Canada is a party to the United Nations' International Covenant on Economic, Social and Cultural Rights, which includes "an adequate standard of living […] including adequate food, clothing and housing, and to the continuous improvement of living conditions." (Article 11)

It does not mandate that governments feed their people for free, but rather enshrines the right to feed oneself in dignity.

"The right to food includes the right to have access to the resources and to the means to ensure and produce one’s own subsistence, including land, small-scale irrigation and seeds, credit, technology and local and regional markets, especially in rural areas and for vulnerable and discriminated groups, traditional fishing areas, a sufficient income to enable one to live in dignity, including for rural and industrial workers, and access to social security and social assistance for the most deprived. The right to food also includes the right to have access to safe drinking water," the UN Special Rapporteur on the Right to Food, Jean Zigler, said in 2008.

Secord called recent photo-ops by Prime Minister Justin Trudeau and Ontario Premier Doug Ford, in which they were seen delivering non-perishable items to food banks, hypocritical.

"The idea that both of them were giving food to food banks and thinking they were doing something good is absolutely atrocious," Secord said. "Food banking is a sign that there are people in this country who are hungry and the government has failed them and not met their basic need. They have put this right to food onto charity."

Secord says signs of these failures can be seen in pandemic support payments that have left out the most vulnerable people in society.

"Trudeau says he's going to leave no one behind and then he offers CERB but only to people who have worked. He doesn't offer anything to people who are disabled. That is left to the province," she said. "Mr. Ford, what does he offer them? He offers them $100 a month if you can prove to your worker that the pandemic has affected you.

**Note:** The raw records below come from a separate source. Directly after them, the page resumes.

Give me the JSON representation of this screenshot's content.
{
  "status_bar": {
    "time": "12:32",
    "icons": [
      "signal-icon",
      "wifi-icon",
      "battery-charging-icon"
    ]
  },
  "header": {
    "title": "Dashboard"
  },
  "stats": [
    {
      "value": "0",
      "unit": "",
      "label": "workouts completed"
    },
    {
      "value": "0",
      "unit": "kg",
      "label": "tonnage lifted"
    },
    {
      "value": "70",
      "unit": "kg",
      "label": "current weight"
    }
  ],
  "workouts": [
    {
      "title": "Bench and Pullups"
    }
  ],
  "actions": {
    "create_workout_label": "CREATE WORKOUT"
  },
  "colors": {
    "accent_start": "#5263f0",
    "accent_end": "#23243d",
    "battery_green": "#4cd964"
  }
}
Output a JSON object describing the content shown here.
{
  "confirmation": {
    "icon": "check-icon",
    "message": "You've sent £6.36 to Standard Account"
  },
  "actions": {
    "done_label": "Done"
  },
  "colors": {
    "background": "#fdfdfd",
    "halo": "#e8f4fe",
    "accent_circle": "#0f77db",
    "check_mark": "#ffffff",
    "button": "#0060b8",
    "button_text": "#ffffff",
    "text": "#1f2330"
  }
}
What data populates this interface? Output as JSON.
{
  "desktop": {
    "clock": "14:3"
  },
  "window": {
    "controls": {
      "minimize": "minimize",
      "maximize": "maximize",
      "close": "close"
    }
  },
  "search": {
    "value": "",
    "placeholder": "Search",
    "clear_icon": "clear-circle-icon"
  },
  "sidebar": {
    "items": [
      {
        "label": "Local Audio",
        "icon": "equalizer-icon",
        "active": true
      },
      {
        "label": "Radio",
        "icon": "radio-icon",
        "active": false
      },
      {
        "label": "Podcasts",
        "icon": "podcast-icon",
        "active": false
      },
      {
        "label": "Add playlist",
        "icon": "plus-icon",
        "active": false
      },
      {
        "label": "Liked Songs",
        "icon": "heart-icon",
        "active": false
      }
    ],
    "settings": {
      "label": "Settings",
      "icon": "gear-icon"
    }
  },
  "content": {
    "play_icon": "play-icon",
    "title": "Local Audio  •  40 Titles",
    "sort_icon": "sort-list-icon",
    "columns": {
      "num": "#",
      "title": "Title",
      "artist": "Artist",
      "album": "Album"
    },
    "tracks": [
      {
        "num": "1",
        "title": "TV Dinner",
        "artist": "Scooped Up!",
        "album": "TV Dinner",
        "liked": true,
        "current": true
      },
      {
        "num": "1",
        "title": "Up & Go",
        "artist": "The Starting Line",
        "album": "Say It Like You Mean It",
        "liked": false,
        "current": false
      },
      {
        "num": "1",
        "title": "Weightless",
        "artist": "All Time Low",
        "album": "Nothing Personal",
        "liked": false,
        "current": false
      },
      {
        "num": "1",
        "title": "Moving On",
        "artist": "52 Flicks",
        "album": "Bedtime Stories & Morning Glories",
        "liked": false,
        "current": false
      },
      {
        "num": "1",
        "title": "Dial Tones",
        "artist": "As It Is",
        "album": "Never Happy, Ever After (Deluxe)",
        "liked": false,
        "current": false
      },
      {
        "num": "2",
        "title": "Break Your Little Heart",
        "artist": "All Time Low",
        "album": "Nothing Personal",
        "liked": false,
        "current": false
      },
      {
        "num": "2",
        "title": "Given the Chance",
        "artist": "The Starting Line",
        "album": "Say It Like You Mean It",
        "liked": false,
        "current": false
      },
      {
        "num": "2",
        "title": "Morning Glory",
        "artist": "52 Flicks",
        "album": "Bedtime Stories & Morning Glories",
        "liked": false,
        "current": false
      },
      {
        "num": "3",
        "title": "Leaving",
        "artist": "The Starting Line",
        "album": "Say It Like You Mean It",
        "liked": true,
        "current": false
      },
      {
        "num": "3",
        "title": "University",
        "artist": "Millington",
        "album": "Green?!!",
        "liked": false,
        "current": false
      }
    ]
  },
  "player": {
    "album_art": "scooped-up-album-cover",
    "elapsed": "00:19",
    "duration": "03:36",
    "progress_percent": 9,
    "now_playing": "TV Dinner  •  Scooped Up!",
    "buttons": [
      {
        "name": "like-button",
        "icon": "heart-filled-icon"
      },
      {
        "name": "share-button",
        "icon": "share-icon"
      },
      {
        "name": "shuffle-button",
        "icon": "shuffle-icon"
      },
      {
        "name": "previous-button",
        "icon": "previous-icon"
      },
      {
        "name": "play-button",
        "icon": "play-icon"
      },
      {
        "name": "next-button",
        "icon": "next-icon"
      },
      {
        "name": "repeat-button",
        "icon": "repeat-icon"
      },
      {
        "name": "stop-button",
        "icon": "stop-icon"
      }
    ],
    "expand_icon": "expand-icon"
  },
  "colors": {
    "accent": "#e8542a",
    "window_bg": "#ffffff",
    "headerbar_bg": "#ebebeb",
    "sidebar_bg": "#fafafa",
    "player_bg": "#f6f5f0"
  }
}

That was temporary."

The federal government included additional support for Canadians with disabilities in their recent Speech from the Throne but, so far, details have not been fully announced. The government also announced a one-time $600 non-taxable payment for Canadians with an existing Disability Tax Credit, which is set to be delivered on Oct. 30.

On Twitter, Secord said "People on ODSP don't want your tins. They want the dignity of being able to purchase the food they need to stay healthy."

Secord tells "The Goods with Dahlia Kurtz" that she's spoken to her MPP but has yet to connect with her MP about her Cooking for a Cause program.

"As much as I've tried, I have not been able to talk to Catherine McKenna," she said. "I've talked to Joel Harden and he's done everything to be able to talk to the province about it."

She believes kitchens across the city can be put to good use to help alleviate hunger in Ottawa.

"We have assets in this community. These commercial kitchens are worth a lot of money. The people who work in these kitchens have incredible skills and we should be leveraging that at a time like now."